Part of this education is learning about the major pitfalls that many first-time buyers fall for. Once you've secured your investment home loan and are ready to start looking into the market, here are some things to keep in mind before committing to any slice of real estate.
Not doing enough market research
This is one of the main pitfalls that first time buyers in general skip. Regardless of whether you're looking for an investment property or your first family home, neglecting to do sufficient research into the local area has the potential to come back and hurt you.
Without knowing about the recent market movements - as well as looking into future projections - how are you to know if the property you're looking into is profitable? Or whether the local region is set to flourish or perish in the coming years?
The internet puts a wide range of data at your fingertips, allowing buyers to do their own digging and make informed decisions. Things like future infrastructure developments, median house prices, median rental yields, projected value growth and historic dips in worth are all things to take into consideration when looking to purchase property.
Waiting for the 'perfect time' to buy
While there are certain circumstances that can constitute a great time to purchase, the chances of these conditions aligning perfectly is slim. Therefore, after doing research, it's a good idea to take the plunge and secure properties that have a decent chance of growth in the future.
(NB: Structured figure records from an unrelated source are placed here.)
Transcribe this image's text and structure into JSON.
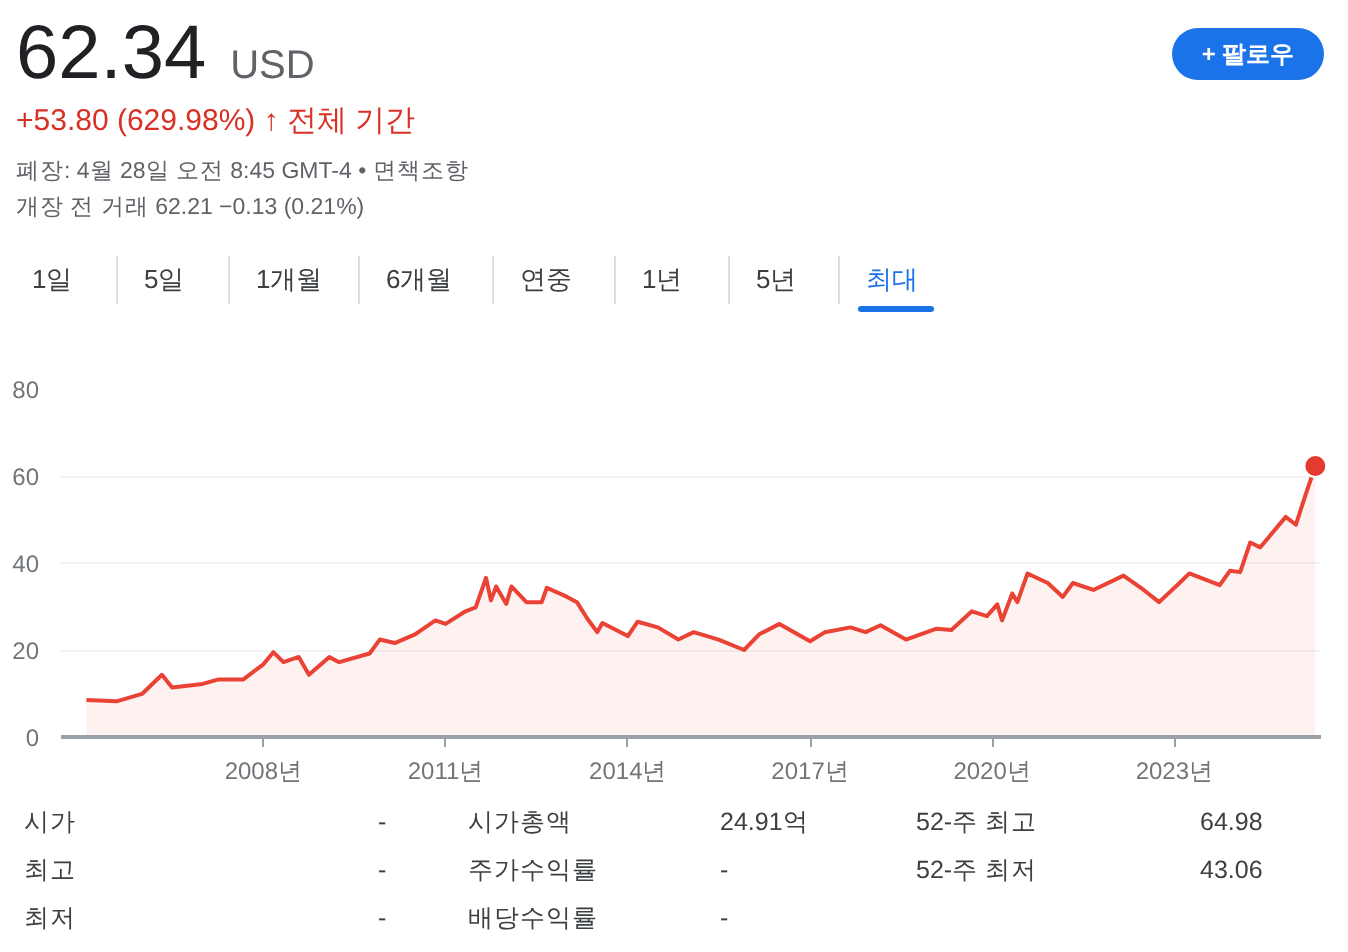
{
  "chart_data": {
    "type": "area",
    "title": "62.34",
    "subtitle": "USD",
    "annotations": [
      "+53.80 (629.98%) ↑ 전체 기간",
      "폐장: 4월 28일 오전 8:45 GMT-4 • 면책조항",
      "개장 전 거래 62.21 −0.13 (0.21%)",
      "+ 팔로우",
      "1일",
      "5일",
      "1개월",
      "6개월",
      "연중",
      "1년",
      "5년",
      "최대",
      "시가",
      "-",
      "시가총액",
      "24.91억",
      "52-주 최고",
      "64.98",
      "최고",
      "-",
      "주가수익률",
      "-",
      "52-주 최저",
      "43.06",
      "최저",
      "-",
      "배당수익률",
      "-"
    ],
    "series": [
      {
        "color": "#ea4335",
        "x": [
          "2005-02",
          "2005-08",
          "2006-01",
          "2006-05",
          "2006-07",
          "2007-01",
          "2007-04",
          "2007-09",
          "2008-01",
          "2008-03",
          "2008-05",
          "2008-08",
          "2008-10",
          "2009-02",
          "2009-04",
          "2009-10",
          "2009-12",
          "2010-03",
          "2010-07",
          "2010-11",
          "2011-01",
          "2011-05",
          "2011-07",
          "2011-09",
          "2011-10",
          "2011-11",
          "2012-01",
          "2012-02",
          "2012-05",
          "2012-08",
          "2012-09",
          "2013-01",
          "2013-03",
          "2013-05",
          "2013-07",
          "2013-08",
          "2014-01",
          "2014-03",
          "2014-07",
          "2014-11",
          "2015-02",
          "2015-07",
          "2015-12",
          "2016-03",
          "2016-07",
          "2017-01",
          "2017-04",
          "2017-09",
          "2017-12",
          "2018-03",
          "2018-08",
          "2019-02",
          "2019-05",
          "2019-09",
          "2019-12",
          "2020-02",
          "2020-03",
          "2020-05",
          "2020-06",
          "2020-08",
          "2020-12",
          "2021-03",
          "2021-05",
          "2021-09",
          "2022-03",
          "2022-07",
          "2022-10",
          "2023-02",
          "2023-04",
          "2023-10",
          "2023-12",
          "2024-02",
          "2024-04",
          "2024-06",
          "2024-11",
          "2025-01",
          "2025-03",
          "2025-04-28"
        ],
        "values": [
          8.5,
          8.2,
          9.9,
          14.3,
          11.4,
          12.2,
          13.2,
          13.2,
          16.7,
          19.5,
          17.2,
          18.4,
          14.3,
          18.4,
          17.2,
          19.2,
          22.4,
          21.6,
          23.6,
          26.8,
          26.0,
          28.9,
          29.8,
          36.6,
          31.4,
          34.6,
          30.6,
          34.6,
          31.0,
          31.0,
          34.3,
          32.2,
          31.0,
          27.3,
          24.1,
          26.2,
          23.2,
          26.5,
          25.2,
          22.4,
          24.1,
          22.4,
          20.0,
          23.6,
          26.0,
          22.0,
          24.1,
          25.2,
          24.1,
          25.7,
          22.4,
          24.9,
          24.6,
          28.9,
          27.8,
          30.5,
          26.8,
          33.0,
          31.0,
          37.6,
          35.4,
          32.2,
          35.4,
          33.8,
          37.1,
          33.8,
          31.0,
          35.4,
          37.6,
          34.9,
          38.2,
          37.9,
          44.7,
          43.6,
          50.6,
          48.8,
          55.8,
          62.3
        ]
      },
      {
        "type": "scatter",
        "color": "#e53b2f",
        "x": [
          "2025-04-28"
        ],
        "values": [
          62.3
        ]
      }
    ],
    "xlim": [
      "2004-09",
      "2025-06"
    ],
    "ylim": [
      0,
      80
    ],
    "xticks": [
      {
        "value": "2008",
        "label": "2008년"
      },
      {
        "value": "2011",
        "label": "2011년"
      },
      {
        "value": "2014",
        "label": "2014년"
      },
      {
        "value": "2017",
        "label": "2017년"
      },
      {
        "value": "2020",
        "label": "2020년"
      },
      {
        "value": "2023",
        "label": "2023년"
      }
    ],
    "yticks": [
      0,
      20,
      40,
      60,
      80
    ],
    "grid": "y"
  }
}
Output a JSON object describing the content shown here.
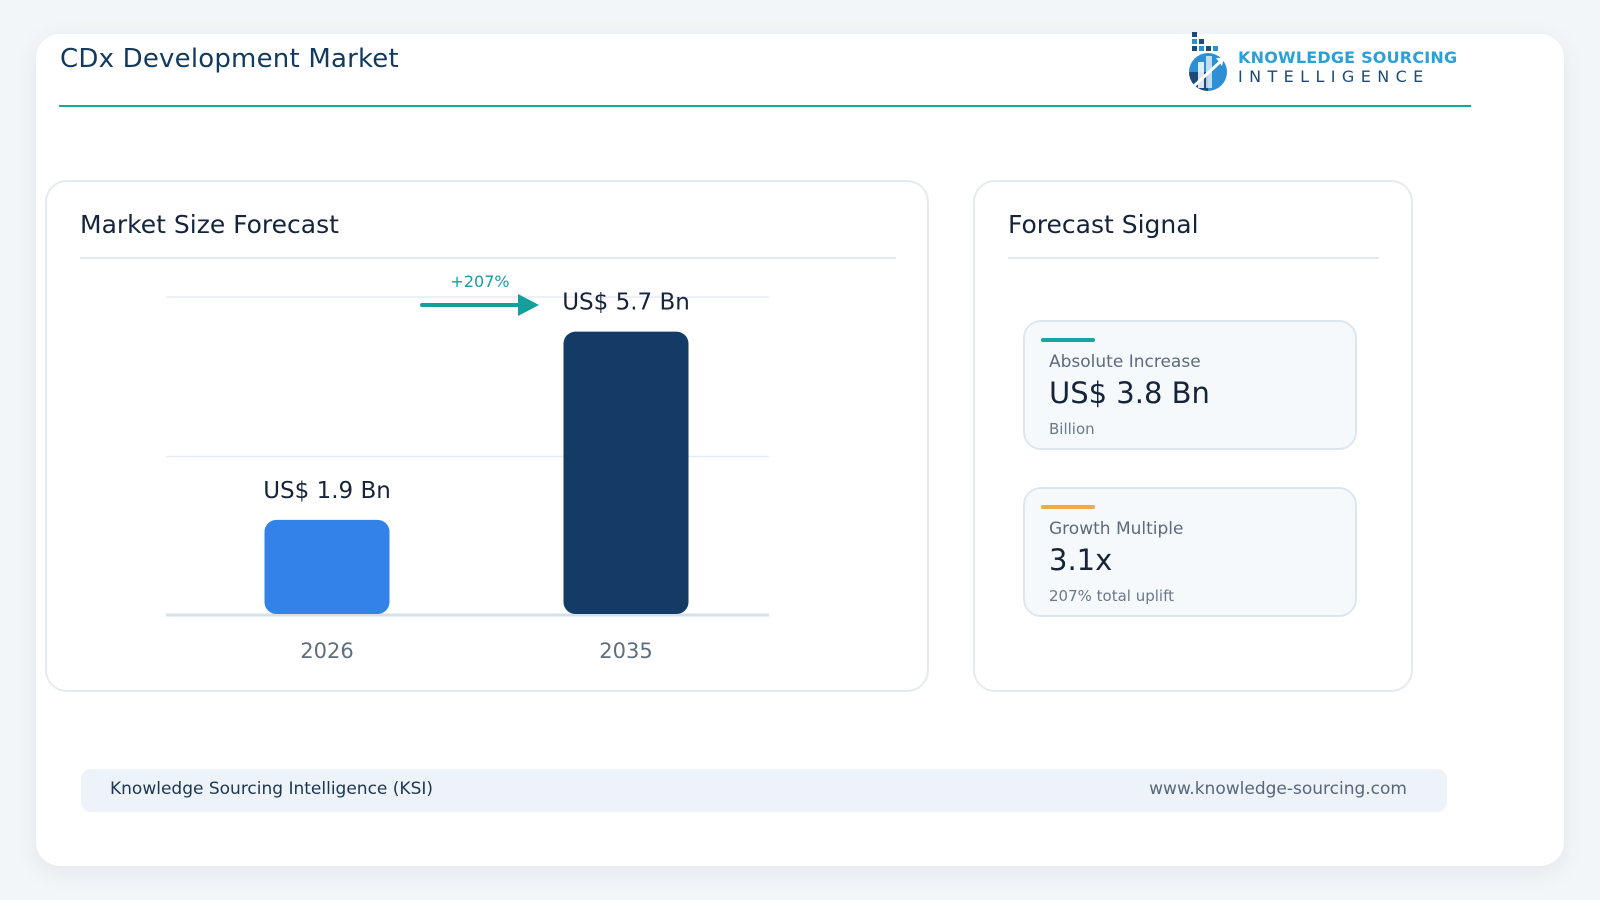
{
  "header": {
    "title": "CDx Development Market",
    "logo_line1": "KNOWLEDGE SOURCING",
    "logo_line2": "INTELLIGENCE"
  },
  "market_panel": {
    "title": "Market Size Forecast"
  },
  "signal_panel": {
    "title": "Forecast Signal",
    "metrics": [
      {
        "label": "Absolute Increase",
        "value": "US$ 3.8 Bn",
        "note": "Billion",
        "accent_color": "#17a5a3"
      },
      {
        "label": "Growth Multiple",
        "value": "3.1x",
        "note": "207% total uplift",
        "accent_color": "#f0a94a"
      }
    ]
  },
  "footer": {
    "left": "Knowledge Sourcing Intelligence (KSI)",
    "right": "www.knowledge-sourcing.com"
  },
  "chart_data": {
    "type": "bar",
    "categories": [
      "2026",
      "2035"
    ],
    "values": [
      1.9,
      5.7
    ],
    "value_labels": [
      "US$ 1.9 Bn",
      "US$ 5.7 Bn"
    ],
    "colors": [
      "#3282ea",
      "#133b65"
    ],
    "growth_label": "+207%",
    "title": "",
    "xlabel": "",
    "ylabel": "",
    "ylim": [
      0,
      6.4
    ],
    "grid": true
  },
  "colors": {
    "teal": "#1aa3a0",
    "navy": "#133b65",
    "blue": "#3282ea"
  }
}
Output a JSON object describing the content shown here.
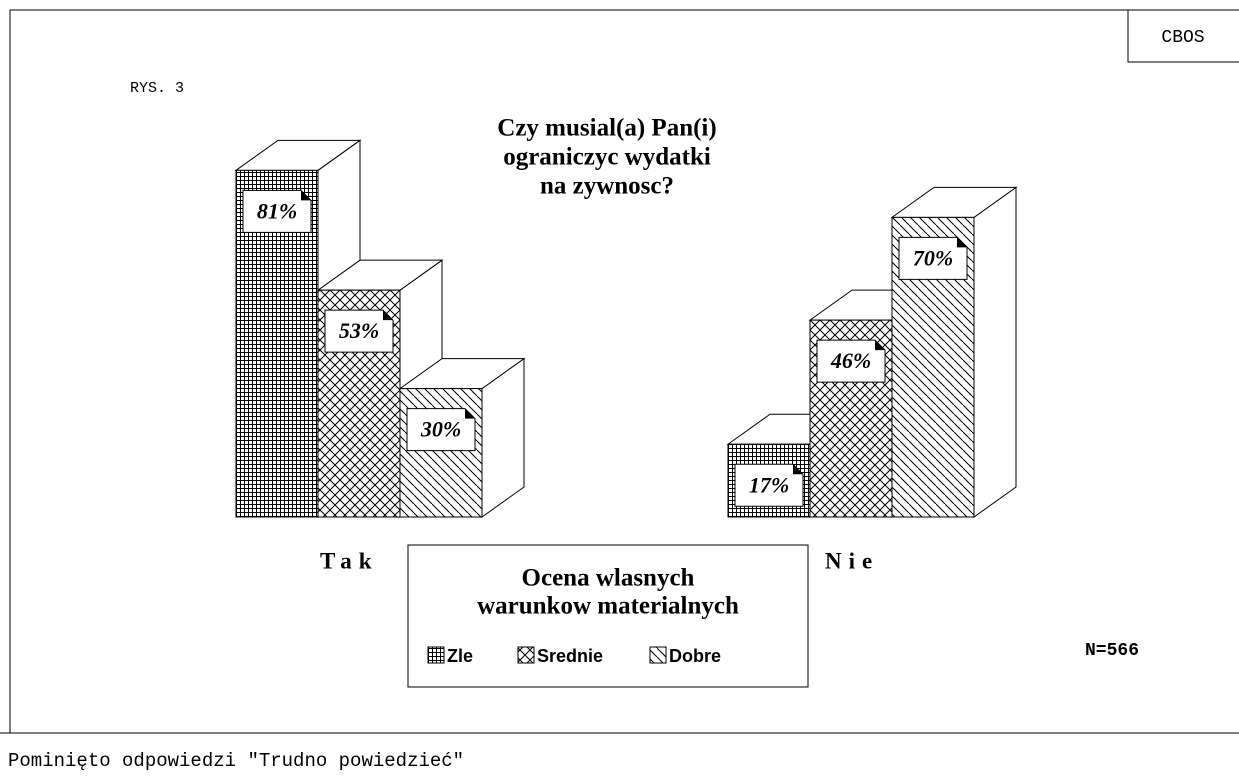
{
  "chart_data": {
    "type": "bar3d",
    "corner_label": "CBOS",
    "figure_label": "RYS. 3",
    "title": [
      "Czy musial(a) Pan(i)",
      "ograniczyc wydatki",
      "na zywnosc?"
    ],
    "categories": [
      "Tak",
      "Nie"
    ],
    "series": [
      {
        "name": "Zle",
        "pattern": "grid",
        "color": "#000000",
        "values": [
          81,
          17
        ],
        "value_labels": [
          "81%",
          "17%"
        ]
      },
      {
        "name": "Srednie",
        "pattern": "cross",
        "color": "#000000",
        "values": [
          53,
          46
        ],
        "value_labels": [
          "53%",
          "46%"
        ]
      },
      {
        "name": "Dobre",
        "pattern": "diagonal",
        "color": "#000000",
        "values": [
          30,
          70
        ],
        "value_labels": [
          "30%",
          "70%"
        ]
      }
    ],
    "legend_title": [
      "Ocena wlasnych",
      "warunkow materialnych"
    ],
    "sample_size": "N=566",
    "footnote": "Pominięto odpowiedzi \"Trudno powiedzieć\""
  }
}
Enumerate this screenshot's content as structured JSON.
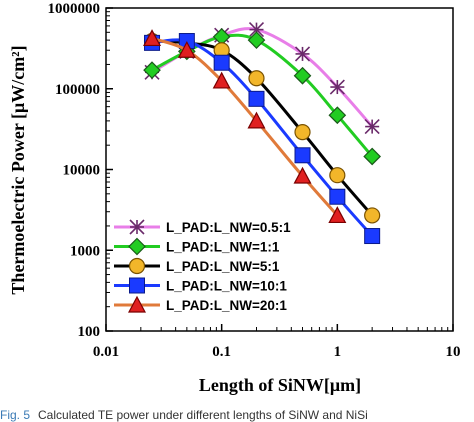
{
  "chart_data": {
    "type": "line",
    "xscale": "log",
    "yscale": "log",
    "xlim": [
      0.01,
      10
    ],
    "ylim": [
      100,
      1000000
    ],
    "xlabel": "Length of SiNW[μm]",
    "ylabel": "Thermoelectric Power [μW/cm²]",
    "x_ticks": [
      "0.01",
      "0.1",
      "1",
      "10"
    ],
    "y_ticks": [
      "100",
      "1000",
      "10000",
      "100000",
      "1000000"
    ],
    "grid": false,
    "legend_position": "lower-left",
    "series": [
      {
        "name": "L_PAD:L_NW=0.5:1",
        "color": "#e87ee8",
        "marker": "asterisk",
        "x": [
          0.025,
          0.05,
          0.1,
          0.2,
          0.5,
          1,
          2
        ],
        "y": [
          160000,
          290000,
          460000,
          540000,
          270000,
          105000,
          34000
        ]
      },
      {
        "name": "L_PAD:L_NW=1:1",
        "color": "#22cc22",
        "marker": "diamond",
        "x": [
          0.025,
          0.05,
          0.1,
          0.2,
          0.5,
          1,
          2
        ],
        "y": [
          170000,
          290000,
          440000,
          400000,
          145000,
          47000,
          14500
        ]
      },
      {
        "name": "L_PAD:L_NW=5:1",
        "color": "#000000",
        "marker": "circle",
        "x": [
          0.025,
          0.05,
          0.1,
          0.2,
          0.5,
          1,
          2
        ],
        "y": [
          390000,
          370000,
          300000,
          135000,
          29000,
          8500,
          2700
        ]
      },
      {
        "name": "L_PAD:L_NW=10:1",
        "color": "#1a3aff",
        "marker": "square",
        "x": [
          0.025,
          0.05,
          0.1,
          0.2,
          0.5,
          1,
          2
        ],
        "y": [
          370000,
          390000,
          210000,
          75000,
          15000,
          4600,
          1500
        ]
      },
      {
        "name": "L_PAD:L_NW=20:1",
        "color": "#e07a3a",
        "marker": "triangle",
        "x": [
          0.025,
          0.05,
          0.1,
          0.2,
          0.5,
          1
        ],
        "y": [
          420000,
          300000,
          125000,
          40000,
          8300,
          2700
        ]
      }
    ]
  },
  "caption": {
    "label": "Fig. 5",
    "text": "Calculated TE power under different lengths of SiNW and NiSi"
  },
  "colors": {
    "axis": "#000000",
    "background": "#ffffff"
  }
}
After all, you don't want to spend all your time waiting only to miss out on buying a profitable property entirely. There are always things that can be done to help increase the profitability of a property after you buy.
Not adequately looking after your investments
Taking on this responsibility is exactly like accepting a second job. As the owner of an investment property, you'll be expected to take care of the home, regardless of whether there are tenants or not. For example, as a landlord it's your task to ensure everything runs smoothly for those living in the home. They'll be able to call you with problems and it's up to you to take care of these as soon as possible.
Between tenants, it's essential to take care of the home's exterior. Mowing the lawns and maintaining the garden regularly will become a bi-weekly chore in order to keep the property as attractive and appealing as possible.
If you're unable or unwilling to do this, there are professionals called property managers who can assume these roles for you. They will assume an acting landlord position, liaising between tenants and you while taking care of any problems that arise from the renter's end.
Not seeking professional advice before committing
Naturally, it's a great idea to get in contact with a real estate professional before pursuing any property investment. Gaining their expert insight into the local market - as well as their insider knowledge about market movements - will be invaluable when it comes to portfolio success in the near future.
These are just some basic tips to keep in mind when considering property investment. Patience and a willingness to research are two of the main traits of successful property investors and taking a leaf out of their book will work in your favour.